Understanding Implant Placement Options

When planning breast augmentation, one of the most important decisions involves where the implant sits in relation to the pectoralis major muscle. This choice affects the final shape, how natural the result looks and feels, mammogram readability, and the likelihood of certain complications.

There are two primary positions. Subglandular placement, sometimes called "over the muscle," positions the implant in a pocket between the breast gland tissue and the chest muscle. Submuscular placement, often called "under the muscle," tucks the implant partially or fully beneath the pectoralis major. A popular variation of submuscular placement is the dual-plane technique, where the upper portion of the implant sits behind the muscle while the lower portion rests behind the breast tissue.

Subglandular Placement

Placing the implant above the muscle has several potential advantages. The procedure itself may involve a shorter operation time and a somewhat easier initial recovery because the chest muscle is not disturbed. The implant does not move or distort when the pectoralis contracts, which can matter for patients who do heavy chest exercises or certain athletic activities.

Subglandular placement can also produce a more pronounced, rounded upper-pole look. For patients with adequate natural breast tissue to cover the implant edges, this position can deliver a satisfying cosmetic result.
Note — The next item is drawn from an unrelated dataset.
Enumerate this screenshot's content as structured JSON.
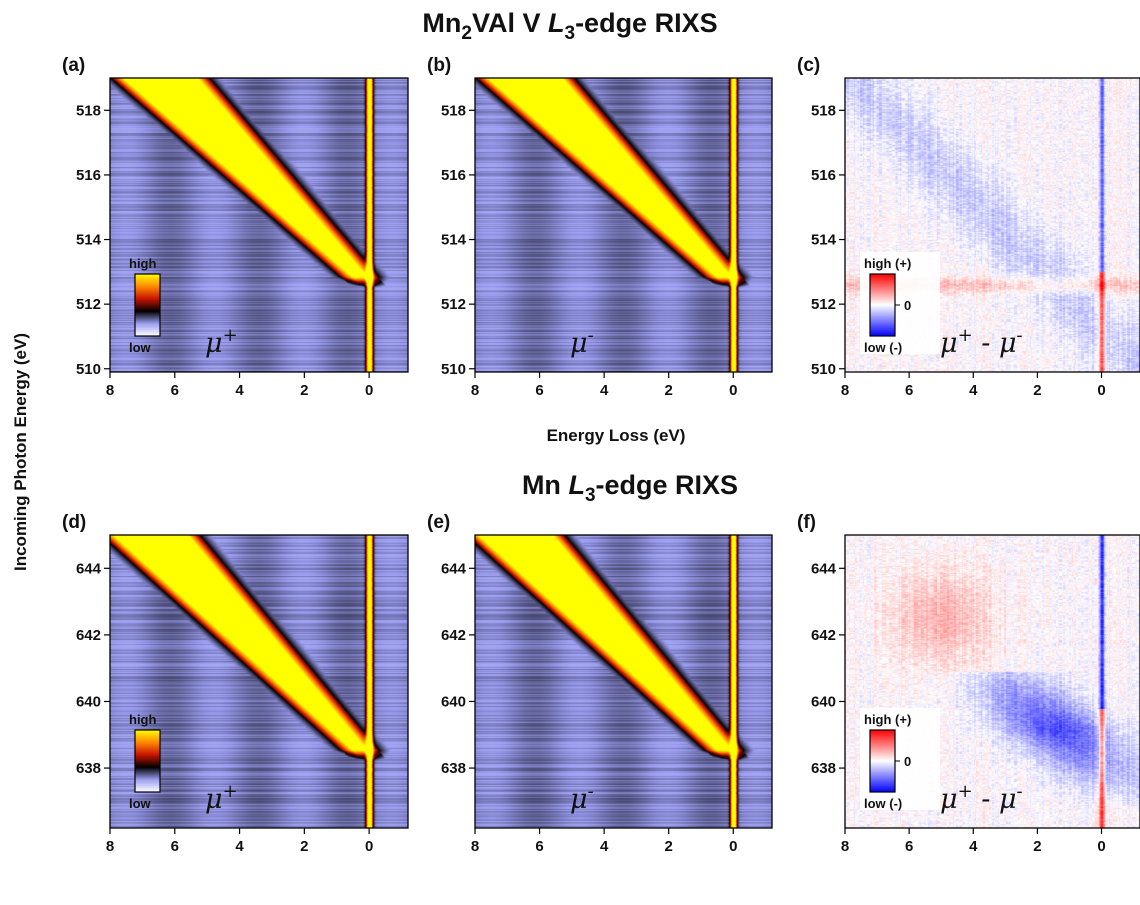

However, there are notable considerations. With less tissue coverage over the implant, there is a higher chance of visible implant edges or rippling, especially in lean patients with thin breast tissue. Studies have also suggested a somewhat higher rate of capsular contracture with subglandular placement, though individual risk depends on many factors. Mammographic imaging can be slightly more difficult because the implant overlaps more of the breast tissue on standard views.

Submuscular Placement

Positioning the implant beneath the pectoralis major provides an extra layer of soft tissue coverage over the top and sides of the implant. This additional coverage tends to produce a more gradual slope and a result that many surgeons and patients consider more natural-looking, particularly in patients with limited native breast tissue.

The muscle layer can also help reduce visible rippling and may contribute to a lower incidence of capsular contracture compared to subglandular placement. From a screening perspective, mammographers generally find it easier to image breast tissue when the implant is pushed back behind the muscle.

On the other hand, submuscular placement typically involves a longer initial recovery period with more discomfort in the first few days because the muscle is elevated and stretched. Some patients experience animation deformity, a temporary shift or flattening of the implant when the pectoralis contracts during exercise. The dual-plane technique can reduce this effect by releasing the lower muscle attachments.

Who Suits Which Placement

The decision is not one-size-fits-all. Your surgeon will evaluate several factors during your consultation.

Patients with very little natural breast tissue often benefit from submuscular placement because the muscle provides the extra coverage needed to conceal the implant and create a smooth contour. Patients with more generous existing breast tissue may achieve excellent results with either approach, and subglandular placement becomes a more viable option.

Athletic patients who perform significant chest-focused exercise should discuss animation concerns with their surgeon. Lifestyle, body composition, implant type, and whether a round or teardrop implant is selected all play into the recommendation.

Body mass, skin elasticity, and whether you plan to breastfeed in the future are additional considerations. Ultimately, the best placement is the one matched to your anatomy and goals. Consult your surgeon to understand which option they recommend and why.